Lab Carpentry provides management tools for academic research labs. We have extracted practices that we find useful, such as the construction of an onboarding document, and we provide templates of such practices.


Meta-Guidelines for Onboarding Document

  • Simple: Use straightforward language and avoid jargon.
  • Concise: The document should be readable in a single sitting.
  • Specific: It should be targeted to the lab in question.
  • Enforceable: Failure to meet expectations should have consequences.
  • Living: The document is expected to change.
  • Local Resources: (should this be part of a separate document?)

Mission Statement

Core Purpose: What will we accomplish?

Core Values: What would we keep doing, even if it put us at a disadvantage?

Mission: Summarize the above into what your lab does and how it does it?


Code of Conduct: What rules are all lab members expected to follow?

Authorship: How do we confer authorship? What constitutes collaboration or work on a paper that results in authorship?

Project Ownership: When a project is developed in the lab, how does that project (from a social, rather than licensing/IP/technical perspective) grow or change if the primary developer leaves the lab?

Project Leadership: When software development is funded, how is the leadership direction established for projects developed in the lab? Is there a consensus-based approach, is there a strategy for governance, does it include external participants? How is leadership broken down between technical and social?

Ethics: How do we decide what is right and wrong / who lives and who dies, and how do we influence our decisions about projects, interactions, and scientific actions based on these ethics? This concerns things like scooping, being worried about scooping, actions with respect to software and data as it concerns “competitor” groups. When developing software, how are citations to other pieces of software handled? When writing papers, how are citations handled?

Infrastructure Guide

Compute Resources: Where do we run stuff?

Shared Storage: Where do we save stuff?

Version Control: Where do we develop digital artifacts?

Accounts: How are accounts managed, and for what?

Tools: What tools do we use and how do we obtain them?

Purchasing: How do we buy stuff?


Venue: Where do we communicate? Is it required? Ephemeral, archived, etc.

Detail Level: How often should lab members communicate with the PI, and what level of detail is expected in those communications? Are there guidelines for what types of problems to immediately escalate to the PI?

Project: What standards of communication should there be for interfacing between projects (which may have external contributors and participants) and lab members? For instance, is it acceptable etiquette to say, “I will come by your office and work through this with you”? Can external project participants influence development conducted by lab members? Does all software development need to be immediately upstreamed, or are there patterns for submitting development?

Social Media: Do we share our work? If so, how? Any restrictions?

Coding and Software

Commenting: How should comments be included in code written for lab software, and to what standards? Should docstrings be included?

Coding Standards: How do we shape our active lines of code in form and function?

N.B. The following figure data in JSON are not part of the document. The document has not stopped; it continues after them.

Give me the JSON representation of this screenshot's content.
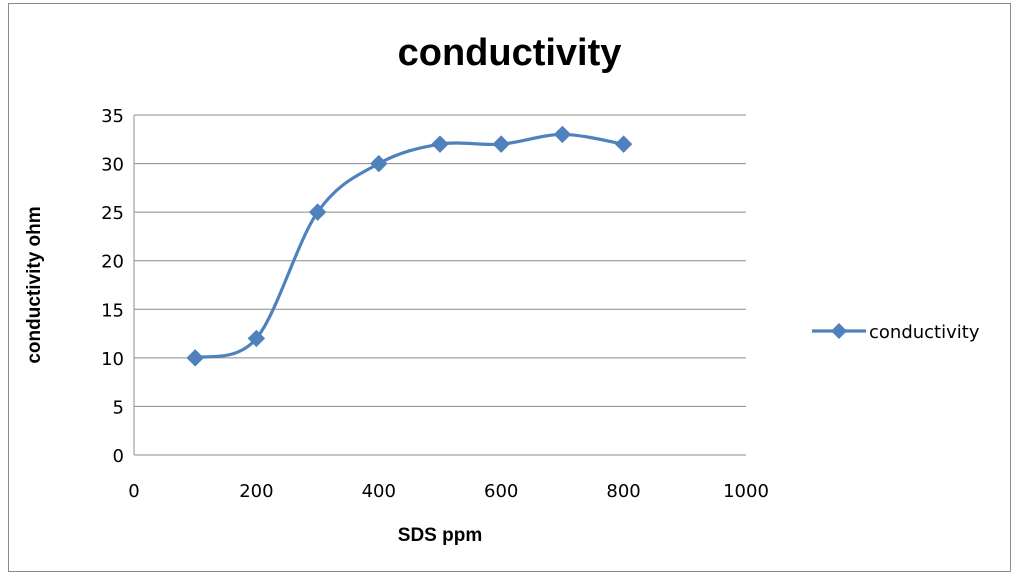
{
  "chart_data": {
    "type": "scatter",
    "title": "conductivity",
    "xlabel": "SDS ppm",
    "ylabel": "conductivity ohm",
    "xlim": [
      0,
      1000
    ],
    "ylim": [
      0,
      35
    ],
    "x_ticks": [
      0,
      200,
      400,
      600,
      800,
      1000
    ],
    "y_ticks": [
      0,
      5,
      10,
      15,
      20,
      25,
      30,
      35
    ],
    "grid": "horizontal",
    "smooth_line": true,
    "marker": "diamond",
    "legend_position": "right",
    "series": [
      {
        "name": "conductivity",
        "color": "#4f81bd",
        "x": [
          100,
          200,
          300,
          400,
          500,
          600,
          700,
          800
        ],
        "y": [
          10,
          12,
          25,
          30,
          32,
          32,
          33,
          32
        ]
      }
    ]
  }
}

Using Other Code: Under what circumstances should code external to the lab be used? (i.e., both fundamental libraries like NumPy / LAPACK and higher-level codes that build on them) How should interactions between the lab and upstream communities be managed How should changes be contributed, which users should issue those changes (i.e., lab organizations or individual users)?

Licensing: What licenses (permissive, open source) should be used? For examples of non-copyleft licenses, BSD, MIT, X11 and Apache are commonly used. If copyleft licenses are to be used (which are sometimes discouraged by funding agencies, and patent provisions may interfere with institutional policy) are GPLv3, GPL2, GPL2+, MPL, AGPL to be used? For hybrid models, is LGPL appropriate?

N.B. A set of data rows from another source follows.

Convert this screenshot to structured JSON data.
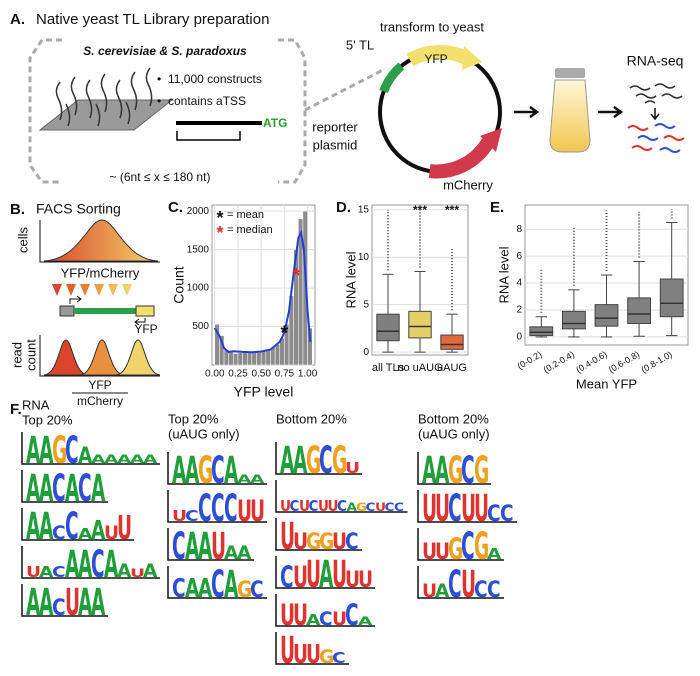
{
  "panel_labels": [
    "A.",
    "B.",
    "C.",
    "D.",
    "E.",
    "F."
  ],
  "panel_a": {
    "title": "Native yeast TL Library preparation",
    "species": "S. cerevisiae & S. paradoxus",
    "bullets": [
      "11,000 constructs",
      "contains aTSS"
    ],
    "start_codon": "ATG",
    "length_range": "~ (6nt ≤ x ≤ 180 nt)",
    "transform": "transform to yeast",
    "tl": "5' TL",
    "yfp": "YFP",
    "mcherry": "mCherry",
    "plasmid": [
      "reporter",
      "plasmid"
    ],
    "rnaseq": "RNA-seq"
  },
  "panel_b": {
    "title": "FACS Sorting",
    "cells": "cells",
    "ratio": "YFP/mCherry",
    "yfp": "YFP",
    "read_count": [
      "read",
      "count"
    ],
    "fraction_top": "YFP",
    "fraction_bottom": "mCherry"
  },
  "chart_data": [
    {
      "type": "histogram",
      "xlabel": "YFP level",
      "ylabel": "Count",
      "color": "#8c8c8c",
      "grid": true,
      "bins": [
        0,
        0.05,
        0.1,
        0.15,
        0.2,
        0.25,
        0.3,
        0.35,
        0.4,
        0.45,
        0.5,
        0.55,
        0.6,
        0.65,
        0.7,
        0.75,
        0.8,
        0.85,
        0.9,
        0.95,
        1.0,
        1.05
      ],
      "values": [
        530,
        380,
        200,
        170,
        150,
        160,
        170,
        160,
        160,
        170,
        190,
        200,
        230,
        270,
        350,
        530,
        900,
        1500,
        1900,
        2000,
        480
      ],
      "xlim": [
        -0.03,
        1.08
      ],
      "ylim": [
        0,
        2080
      ],
      "xticks": [
        {
          "value": 0,
          "label": "0.00"
        },
        {
          "value": 0.25,
          "label": "0.25"
        },
        {
          "value": 0.5,
          "label": "0.50"
        },
        {
          "value": 0.75,
          "label": "0.75"
        },
        {
          "value": 1.0,
          "label": "1.00"
        }
      ],
      "yticks": [
        500,
        1000,
        1500,
        2000
      ],
      "kde": {
        "color": "#1f3fd6",
        "x": [
          0,
          0.05,
          0.1,
          0.15,
          0.2,
          0.3,
          0.4,
          0.5,
          0.6,
          0.7,
          0.75,
          0.8,
          0.85,
          0.9,
          0.93,
          0.96,
          1.0,
          1.03
        ],
        "values": [
          480,
          380,
          220,
          170,
          180,
          170,
          165,
          175,
          200,
          300,
          420,
          700,
          1200,
          1650,
          1720,
          1500,
          700,
          300
        ]
      },
      "markers": [
        {
          "marker": "*",
          "label": "= mean",
          "color": "#111111",
          "x": 0.75,
          "y": 450
        },
        {
          "marker": "*",
          "label": "= median",
          "color": "#e0322e",
          "x": 0.88,
          "y": 1200
        }
      ]
    },
    {
      "type": "box",
      "ylabel": "RNA level",
      "ylim": [
        -0.3,
        15.5
      ],
      "yticks": [
        0,
        5,
        10,
        15
      ],
      "grid": true,
      "categories": [
        "all TLs",
        "no uAUG",
        "uAUG"
      ],
      "colors": [
        "#7f7f7f",
        "#e3cf6a",
        "#e0683a"
      ],
      "significance": [
        null,
        "***",
        "***"
      ],
      "boxes": [
        {
          "whislo": 0,
          "q1": 1.2,
          "med": 2.2,
          "q3": 4.0,
          "whishi": 8.2,
          "fliers_max": 15
        },
        {
          "whislo": 0,
          "q1": 1.5,
          "med": 2.7,
          "q3": 4.3,
          "whishi": 8.5,
          "fliers_max": 15
        },
        {
          "whislo": 0,
          "q1": 0.3,
          "med": 0.8,
          "q3": 1.8,
          "whishi": 4.0,
          "fliers_max": 11
        }
      ]
    },
    {
      "type": "box",
      "ylabel": "RNA level",
      "xlabel": "Mean YFP",
      "ylim": [
        -0.6,
        9.8
      ],
      "yticks": [
        0,
        2,
        4,
        6,
        8
      ],
      "grid": true,
      "categories": [
        "(0-0.2)",
        "(0.2-0.4)",
        "(0.4-0.6)",
        "(0.6-0.8)",
        "(0.8-1.0)"
      ],
      "colors": [
        "#808080",
        "#808080",
        "#808080",
        "#808080",
        "#808080"
      ],
      "boxes": [
        {
          "whislo": 0,
          "q1": 0.1,
          "med": 0.35,
          "q3": 0.75,
          "whishi": 1.5,
          "fliers_max": 5.0
        },
        {
          "whislo": 0,
          "q1": 0.6,
          "med": 1.0,
          "q3": 1.9,
          "whishi": 3.5,
          "fliers_max": 8.2
        },
        {
          "whislo": 0,
          "q1": 0.8,
          "med": 1.4,
          "q3": 2.4,
          "whishi": 4.6,
          "fliers_max": 9.4
        },
        {
          "whislo": 0.05,
          "q1": 1.0,
          "med": 1.7,
          "q3": 2.9,
          "whishi": 5.6,
          "fliers_max": 9.3
        },
        {
          "whislo": 0.1,
          "q1": 1.5,
          "med": 2.5,
          "q3": 4.3,
          "whishi": 8.5,
          "fliers_max": 9.5
        }
      ]
    }
  ],
  "panel_f": {
    "columns": [
      {
        "title": [
          "RNA",
          "Top 20%"
        ],
        "logos": [
          {
            "letters": "AAGCAAAAAA",
            "heights": [
              1,
              1,
              1,
              1,
              0.6,
              0.3,
              0.3,
              0.3,
              0.3,
              0.3
            ]
          },
          {
            "letters": "AACACA",
            "heights": [
              1,
              1,
              1,
              1,
              1,
              1
            ]
          },
          {
            "letters": "AACCAAUU",
            "heights": [
              1,
              1,
              0.5,
              1,
              0.4,
              0.7,
              0.5,
              0.9
            ]
          },
          {
            "letters": "UACAACAAUA",
            "heights": [
              0.4,
              0.4,
              0.4,
              1,
              1,
              1,
              1,
              0.5,
              0.3,
              0.5
            ]
          },
          {
            "letters": "AACUAA",
            "heights": [
              1,
              1,
              0.6,
              1,
              1,
              1
            ]
          }
        ]
      },
      {
        "title": [
          "Top 20%",
          "(uAUG only)"
        ],
        "logos": [
          {
            "letters": "AAGCAAA",
            "heights": [
              1,
              1,
              1,
              1,
              1,
              0.3,
              0.3
            ]
          },
          {
            "letters": "UCCCCUU",
            "heights": [
              0.4,
              0.4,
              1,
              1,
              1,
              0.8,
              0.8
            ]
          },
          {
            "letters": "CAAUAA",
            "heights": [
              1,
              1,
              1,
              1,
              0.5,
              0.5
            ]
          },
          {
            "letters": "CAACAGC",
            "heights": [
              0.7,
              0.7,
              0.7,
              1,
              1,
              0.6,
              0.6
            ]
          }
        ]
      },
      {
        "title": [
          "Bottom 20%"
        ],
        "logos": [
          {
            "letters": "AAGCGU",
            "heights": [
              1,
              1,
              1,
              1,
              1,
              0.4
            ]
          },
          {
            "letters": "UCUCUUCAGCUCC",
            "heights": [
              0.4,
              0.4,
              0.4,
              0.4,
              0.4,
              0.4,
              0.4,
              0.3,
              0.3,
              0.3,
              0.3,
              0.3,
              0.3
            ]
          },
          {
            "letters": "UUGGUC",
            "heights": [
              1,
              0.6,
              0.6,
              0.6,
              0.6,
              0.6
            ]
          },
          {
            "letters": "CUUAUUU",
            "heights": [
              0.8,
              0.8,
              1,
              1,
              1,
              0.6,
              0.6
            ]
          },
          {
            "letters": "UUACUCA",
            "heights": [
              0.8,
              0.8,
              0.4,
              0.5,
              0.5,
              0.8,
              0.3
            ]
          },
          {
            "letters": "UUUGC",
            "heights": [
              1,
              0.7,
              0.7,
              0.5,
              0.4
            ]
          }
        ]
      },
      {
        "title": [
          "Bottom 20%",
          "(uAUG only)"
        ],
        "logos": [
          {
            "letters": "AAGCG",
            "heights": [
              1,
              1,
              1,
              1,
              1
            ]
          },
          {
            "letters": "UUCUUCC",
            "heights": [
              1,
              1,
              1,
              1,
              1,
              0.6,
              0.6
            ]
          },
          {
            "letters": "UUGCGA",
            "heights": [
              0.6,
              0.6,
              0.8,
              1,
              1,
              0.4
            ]
          },
          {
            "letters": "UACUCC",
            "heights": [
              0.5,
              0.5,
              1,
              1,
              0.6,
              0.6
            ]
          }
        ]
      }
    ]
  }
}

Languages: What languages do we use in the lab? Under what circumstances? (i.e., “Python for most aspects of development, using C/C++ for underlying performance improvement, with Node.js for web apps.”)

Data Management: When data is utilized by the lab, how is it stored? How are files named? Where would relational databases and their tables be stored? Is there a naming convention? When data is generated, how is it stored? How is access to data managed (i.e., is data on a filesystem accessible to all members of the lab? Is there an assumption of privacy?) Is data cataloged, are notes kept, and how is the cataloging system handled?

IP/Openness: Is there an assumption that development occurs in public, in private, or in a mixture?

Record Keeping: How do we record our actions? Are there specific places that the lab has access to, and is it something shared between lab members? Are notes open?

Reproducibility: How do we ensure our analyses are reproducible?

How to Modify this Document

The skeleton repository for this document is at http://github.com/lab-carpentry/blueprint-onboarding/ . To make changes, fork the document, make the changes you wish to see to the template, and issue a pull request.

How to Use this Document

You can copy and paste this into your own onboarding document. If you’d like to use this structure and the ReadTheDocs build system, you can fork the repository, and in a branch with your lab name, extend the text (and add text as necessary) where appropriate.